[341] Temperature in September 77° to 80°; and in November 75·7°.
The sub-tropical scenery of the lower and outer Sikkim Himalaya, though on a much more gigantic scale, is not comparable in beauty and luxuriance with the really tropical vegetation induced by the hot, damp, and insular climate of these perennially humid mountains. At the Himalaya forests of gigantic trees, many of them deciduous, appear from a distance as masses of dark gray foliage, clothing mountains 10,000 feet high: here the individual trees are smaller, more varied in kind, of a brilliant green, and contrast with gray limestone and red sandstone rocks and silvery cataracts. Palms are more numerous here;[[342]] the cultivated Areca (betel-nut) especially, raising its graceful stem and feathery crown, “like an arrow shot down from heaven,” in luxuriance and beauty above the verdant slopes. This difference is at once expressed to the Indian botanist by defining the Khasia flora as of Malayan character; by which is meant the prevalence of brilliant glossy-leaved evergreen tribes of trees (as Euphorbiaceæ and Urticeæ), especially figs, which abound in the hot gulleys, where the property of their roots, which inosculate and form natural grafts, is taken advantage of in bridging streams, and in constructing what are called living bridges, of the most picturesque forms. Combretaceæ, oaks, oranges, Garcinia (gamboge), Diospyros, figs, Jacks, plantains, and Pandanus, are more frequent here, together with pinnated leaved Leguminosæ, Meliaceæ, vines and peppers, and above all palms, both climbing ones with pinnated shining leaves (as Calamus and Plectocomia), and erect ones with similar leaves (as cultivated cocoa-nut, Areca and Arenga), and the broader-leaved wild betel-nut, and beautiful Caryota or wine-palm, whose immense decompound leaves are twelve feet long. Laurels and wild nutmegs, with Henslowia, Itea, etc., were frequent in the forest, with the usual prevalence of parasites, mistleto, epiphytical Orchideæ, Æshynanthus, ferns, mosses, and Lycopodia; and on the ground were Rubiaceæ, Scitamineæ, ferns, Acanthaceæ, beautiful balsams, and herbaceous and shrubby nettles. Bamboos[[343]] of many kinds are very abundant, and these hills further differ remarkably from those of Sikkim in the great number of species of grasses.
[342] There are upwards of twenty kinds of Palm in this district, including Chamærops, three species of Areca, two of Wallichia, Arenga, Caryota, three of Phœnix, Plectocomia, Licuala, and many species of Calamus. Besides these there are several kinds of Pandanus, and the Cycas pectinata.
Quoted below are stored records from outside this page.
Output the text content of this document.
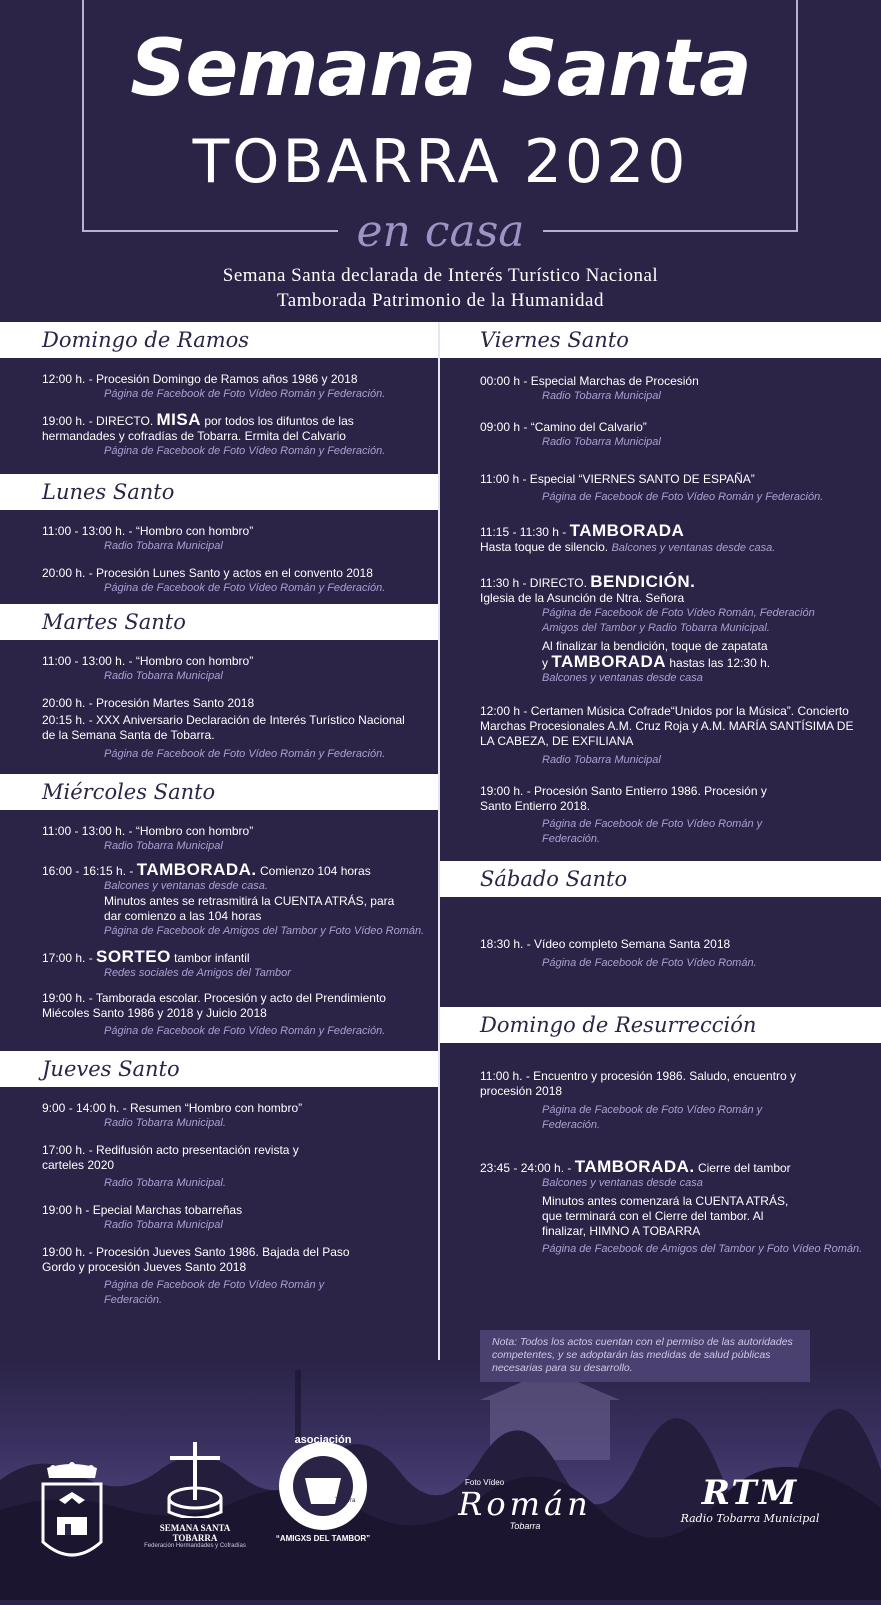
Semana Santa
TOBARRA 2020
en casa
Semana Santa declarada de Interés Turístico Nacional
Tamborada Patrimonio de la Humanidad
Domingo de Ramos
12:00 h. - Procesión Domingo de Ramos años 1986 y 2018
Página de Facebook de Foto Vídeo Román y Federación.
19:00 h. - DIRECTO. MISA por todos los difuntos de las hermandades y cofradías de Tobarra. Ermita del Calvario
Página de Facebook de Foto Vídeo Román y Federación.
Lunes Santo
11:00 - 13:00 h. - “Hombro con hombro”
Radio Tobarra Municipal
20:00 h. - Procesión Lunes Santo y actos en el convento 2018
Página de Facebook de Foto Vídeo Román y Federación.
Martes Santo
11:00 - 13:00 h. - “Hombro con hombro”
Radio Tobarra Municipal
20:00 h. - Procesión Martes Santo 2018
20:15 h. - XXX Aniversario Declaración de Interés Turístico Nacional de la Semana Santa de Tobarra.
Página de Facebook de Foto Vídeo Román y Federación.
Miércoles Santo
11:00 - 13:00 h. - “Hombro con hombro”
Radio Tobarra Municipal
16:00 - 16:15 h. - TAMBORADA. Comienzo 104 horas
Balcones y ventanas desde casa.
Minutos antes se retrasmitirá la CUENTA ATRÁS, para dar comienzo a las 104 horas
Página de Facebook de Amigos del Tambor y Foto Vídeo Román.
17:00 h. - SORTEO tambor infantil
Redes sociales de Amigos del Tambor
19:00 h. - Tamborada escolar. Procesión y acto del Prendimiento Miécoles Santo 1986 y 2018 y Juicio 2018
Página de Facebook de Foto Vídeo Román y Federación.
Jueves Santo
9:00 - 14:00 h. - Resumen “Hombro con hombro”
Radio Tobarra Municipal.
17:00 h. - Redifusión acto presentación revista y carteles 2020
Radio Tobarra Municipal.
19:00 h - Epecial Marchas tobarreñas
Radio Tobarra Municipal
19:00 h. - Procesión Jueves Santo 1986. Bajada del Paso Gordo y procesión Jueves Santo 2018
Página de Facebook de Foto Vídeo Román y Federación.
Viernes Santo
00:00 h - Especial Marchas de Procesión
Radio Tobarra Municipal
09:00 h - “Camino del Calvario”
Radio Tobarra Municipal
11:00 h - Especial “VIERNES SANTO DE ESPAÑA”
Página de Facebook de Foto Vídeo Román y Federación.
11:15 - 11:30 h - TAMBORADA
Hasta toque de silencio. Balcones y ventanas desde casa.
11:30 h - DIRECTO. BENDICIÓN.
Iglesia de la Asunción de Ntra. Señora
Página de Facebook de Foto Vídeo Román, Federación Amigos del Tambor y Radio Tobarra Municipal.
Al finalizar la bendición, toque de zapatata
y TAMBORADA hastas las 12:30 h.
Balcones y ventanas desde casa
12:00 h - Certamen Música Cofrade“Unidos por la Música”. Concierto Marchas Procesionales A.M. Cruz Roja y A.M. MARÍA SANTÍSIMA DE LA CABEZA, DE EXFILIANA
Radio Tobarra Municipal
19:00 h. - Procesión Santo Entierro 1986. Procesión y Santo Entierro 2018.
Página de Facebook de Foto Vídeo Román y Federación.
Sábado Santo
18:30 h. - Vídeo completo Semana Santa 2018
Página de Facebook de Foto Vídeo Román.
Domingo de Resurrección
11:00 h. - Encuentro y procesión 1986. Saludo, encuentro y procesión 2018
Página de Facebook de Foto Vídeo Román y Federación.
23:45 - 24:00 h. - TAMBORADA. Cierre del tambor
Balcones y ventanas desde casa
Minutos antes comenzará la CUENTA ATRÁS, que terminará con el Cierre del tambor. Al finalizar, HIMNO A TOBARRA
Página de Facebook de Amigos del Tambor y Foto Vídeo Román.
Nota: Todos los actos cuentan con el permiso de las autoridades competentes, y se adoptarán las medidas de salud públicas necesarias para su desarrollo.
SEMANA SANTA TOBARRA
Federación Hermandades y Cofradías
asociación
“AMIGXS DEL TAMBOR”
Tobarra
Foto Vídeo
Román
Tobarra
RTM
Radio Tobarra Municipal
[343] The natives enumerate about fourteen different kinds of bamboo, of which we found five in flower, belonging to three very distinct genera. Uspar, Uspet, Uspit, Usken, Uskong, Uktang, Usto, Silee, Namlang, Tirra, and Battooba are some of the names of Bamboos vouched for by Mr. Inglis as correctly spelt. Of other Khasia names of plants, Wild Plantains are called Kairem, and the cultivated Kakesh; the latter are considered so nourishing that they are given to newborn infants. Senteo is a flower in Khas, So a fruit, Ading a tree, and Te a leaf. Pandanus is Kashelan. Plectocomia, Usmole. Licuala, Kuslow. Caryota, Kalai-katang. Wallichia, Kalai-nili. Areca, Waisola. Various Calami are Rhimet, Uriphin, Ureek hilla, Tindrio, etc. This list will serve as a specimen; I might increase it materially, but as I have elsewhere observed, the value attached to the supposed definite application of native names to natural objects is greatly over-rated, and too much reliance on them has introduced a prodigious amount of confusion into scientific works and philological inquiries.
The ascent was at first gradual, along the sides of a sandstone spur. At 2000 feet the slope suddenly became steep and rocky, at 3000 feet tree vegetation disappeared, and we opened a magnificent prospect of the upper scarped flank of the valley of Moosmai, which we were ascending, with four or five beautiful cascades rolling over the table top of the hills, broken into silvery foam as they leapt from ledge to ledge of the horizontally stratified precipice, and throwing a veil of silver gauze over the gulf of emerald green vegetation, 2000 feet below. The views of the many cataracts of the first class that are thus precipitated over the bare table-land on which Churra stands, into the valleys on either side, surpass anything of the kind that I have elsewhere seen, though in many respects vividly recalling the scenery around Rio de Janeiro: nor do I know any spot in the world more calculated to fascinate the naturalist who, while appreciating the elements of which a landscape is composed, is also keenly alive to the beauty and grandeur of tropical scenery.
At the point where this view opens, a bleak stony region commences, bearing numberless plants of a temperate flora and of European genera, at a comparatively low elevation; features which continue to the top of the flat on which the station is built, 4000 feet above the sea.